Wie schätzen sie die Saison 2001/2002 nach einem halben Jahr und angesichts der heutigen Situation ein?
Für uns war es ein großer Erfolg, dass wir nach einigen Jahren erstmals wieder die Playoffs erreicht hatten. Erst recht, wenn man bedenkt, dass wir eine der Mannschaften mit dem geringsten Etat aller Zweit-Bundesligisten sind.
Trifft diese Aussage auch auf die Spielergehälter zu?
Das ist so, übrigens völlig anders als es das eine oder andere Gerücht besagt. Wir haben in unserem Etat 820 000 Euro für Personalkosten. Darin sind auch 50 000 Euro für die Berufsgenossenschaft und die Gehälter des Trainers und des Managers enthalten, natürlich auch alle Lohnnebenkosten. Wer ein bisschen rechnen kann, weiß, wie viel ein Spieler bei uns durchschnittlich bekommt. Nach einer Karriere bei uns kann sich also kein Spieler zur Ruhe setzen, weil er sein Geld rein hat. Vielleicht ist das bei anderen Vereinen so.
Nun hat letzte Saison die Leistung gestimmt, dafür die finanzielle Situation nicht. Dieses Jahr ist es genau umgekehrt. Wie kommt das?
Wir hatten ja auch gehofft, uns im Vorderfeld der zweiten Bundesliga etablieren zu können. Der achte Platz 2002 war ja ein Schritt in die richtige Richtung. Unsere finanziellen Probleme haben sich dann aber auf die Zusammenstellung des neuen Kaders ausgewirkt. Sie haben schon recht. Zu Sylvester habe ich noch zu meiner Frau gesagt: ,Siehst du, das ist das erste Jahr seit langem, das wir nicht mit der Sorge ins neue Jahr gehen müssen, ob wir im März noch die Gehälter zahlen können.‘ Dafür stecken wir jetzt sportlich ganz tief drinnen!
Die Mannschaft ist also sportlich schwächer als die der Vorsaison?
Wir haben mit den Fuchsbrüdern, mit Paepke und Mieszkowski wichtige Spieler verloren. Wir konnten sie zum Teil erst im Verlauf der neuen Saison etwa gleichwertig ersetzen. Und die Liga ist ganz einfach stärker geworden. Schon allein deshalb, weil mit der Reduzierung der DEL etwa 40 bis 50 Spieler auf den Markt geschwemmt wurden.
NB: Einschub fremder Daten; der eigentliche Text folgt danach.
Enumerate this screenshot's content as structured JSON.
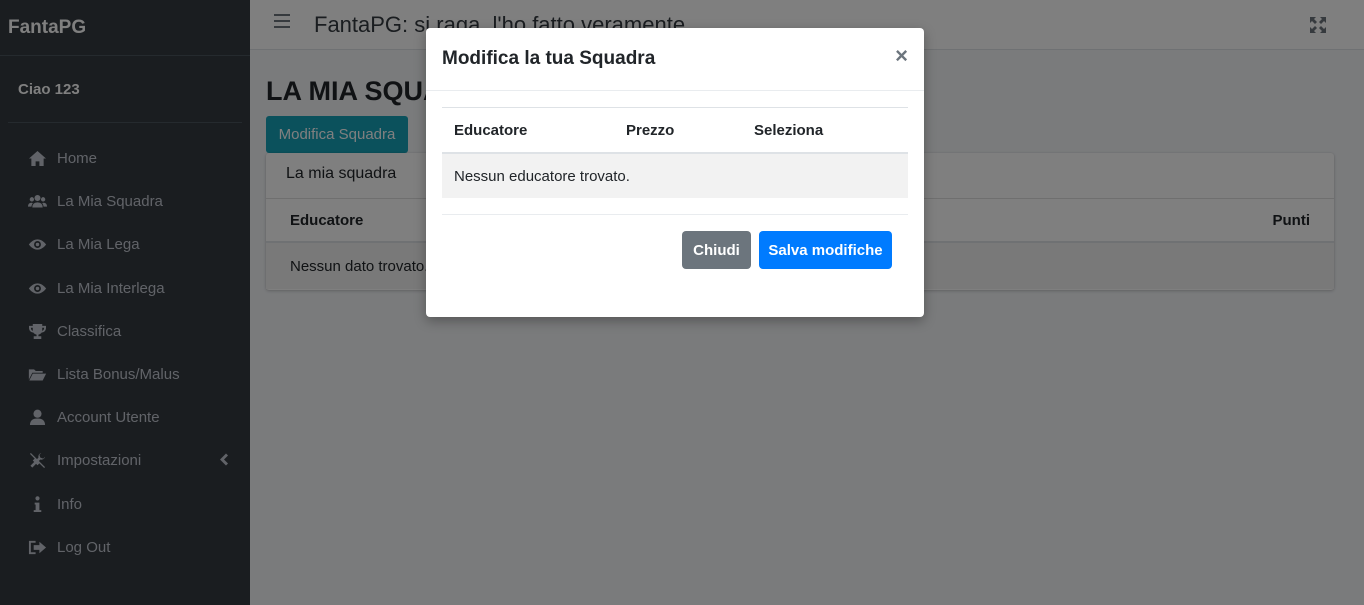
{
  "sidebar": {
    "brand": "FantaPG",
    "user": "Ciao 123",
    "items": [
      {
        "label": "Home",
        "icon": "home-icon"
      },
      {
        "label": "La Mia Squadra",
        "icon": "users-icon"
      },
      {
        "label": "La Mia Lega",
        "icon": "eye-icon"
      },
      {
        "label": "La Mia Interlega",
        "icon": "eye-icon"
      },
      {
        "label": "Classifica",
        "icon": "trophy-icon"
      },
      {
        "label": "Lista Bonus/Malus",
        "icon": "folder-open-icon"
      },
      {
        "label": "Account Utente",
        "icon": "user-icon"
      },
      {
        "label": "Impostazioni",
        "icon": "tools-icon"
      },
      {
        "label": "Info",
        "icon": "info-icon"
      },
      {
        "label": "Log Out",
        "icon": "sign-out-icon"
      }
    ]
  },
  "topbar": {
    "title": "FantaPG: si raga, l'ho fatto veramente"
  },
  "main": {
    "page_title": "LA MIA SQUADRA",
    "edit_button": "Modifica Squadra",
    "card": {
      "header": "La mia squadra",
      "columns": [
        "Educatore",
        "Punti"
      ],
      "empty_text": "Nessun dato trovato."
    }
  },
  "modal": {
    "title": "Modifica la tua Squadra",
    "close_symbol": "×",
    "columns": [
      "Educatore",
      "Prezzo",
      "Seleziona"
    ],
    "empty_text": "Nessun educatore trovato.",
    "close_button": "Chiudi",
    "save_button": "Salva modifiche"
  },
  "colors": {
    "sidebar_bg": "#343a40",
    "accent_info": "#17a2b8",
    "primary": "#007bff",
    "secondary": "#6c757d"
  }
}
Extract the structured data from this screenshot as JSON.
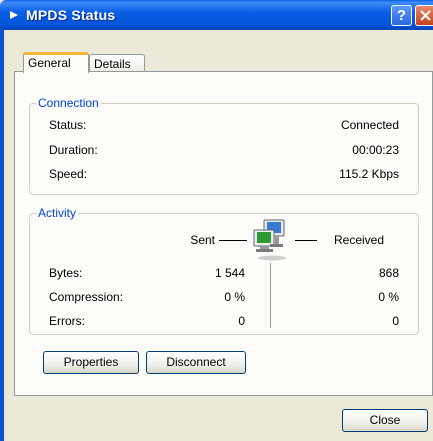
{
  "window": {
    "title": "MPDS Status"
  },
  "tabs": [
    {
      "label": "General"
    },
    {
      "label": "Details"
    }
  ],
  "connection": {
    "group_title": "Connection",
    "rows": [
      {
        "label": "Status:",
        "value": "Connected"
      },
      {
        "label": "Duration:",
        "value": "00:00:23"
      },
      {
        "label": "Speed:",
        "value": "115.2 Kbps"
      }
    ]
  },
  "activity": {
    "group_title": "Activity",
    "sent_label": "Sent",
    "received_label": "Received",
    "rows": [
      {
        "label": "Bytes:",
        "sent": "1 544",
        "received": "868"
      },
      {
        "label": "Compression:",
        "sent": "0 %",
        "received": "0 %"
      },
      {
        "label": "Errors:",
        "sent": "0",
        "received": "0"
      }
    ]
  },
  "buttons": {
    "properties": "Properties",
    "disconnect": "Disconnect",
    "close": "Close"
  },
  "titlebar_buttons": {
    "help": "?"
  },
  "colors": {
    "titlebar": "#0553d9",
    "group_title": "#0046d5",
    "tab_highlight": "#f3b636"
  }
}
Die sind fast alle in der zweiten Liga untergekommen – nur bei uns nicht.
Und: kommen die Füchse da wieder raus?
Ich bin absolut optimistisch. Gerade gegen die ersten Vier der Liga hat die Mannschaft schon bewiesen, dass sie stark genug für die zweite Liga ist. Die Chemie stimmt zwischen den Spielern. Und dann sind die Fortschritte unter dem neuen Trainer von Woche zu Woche sichtbar.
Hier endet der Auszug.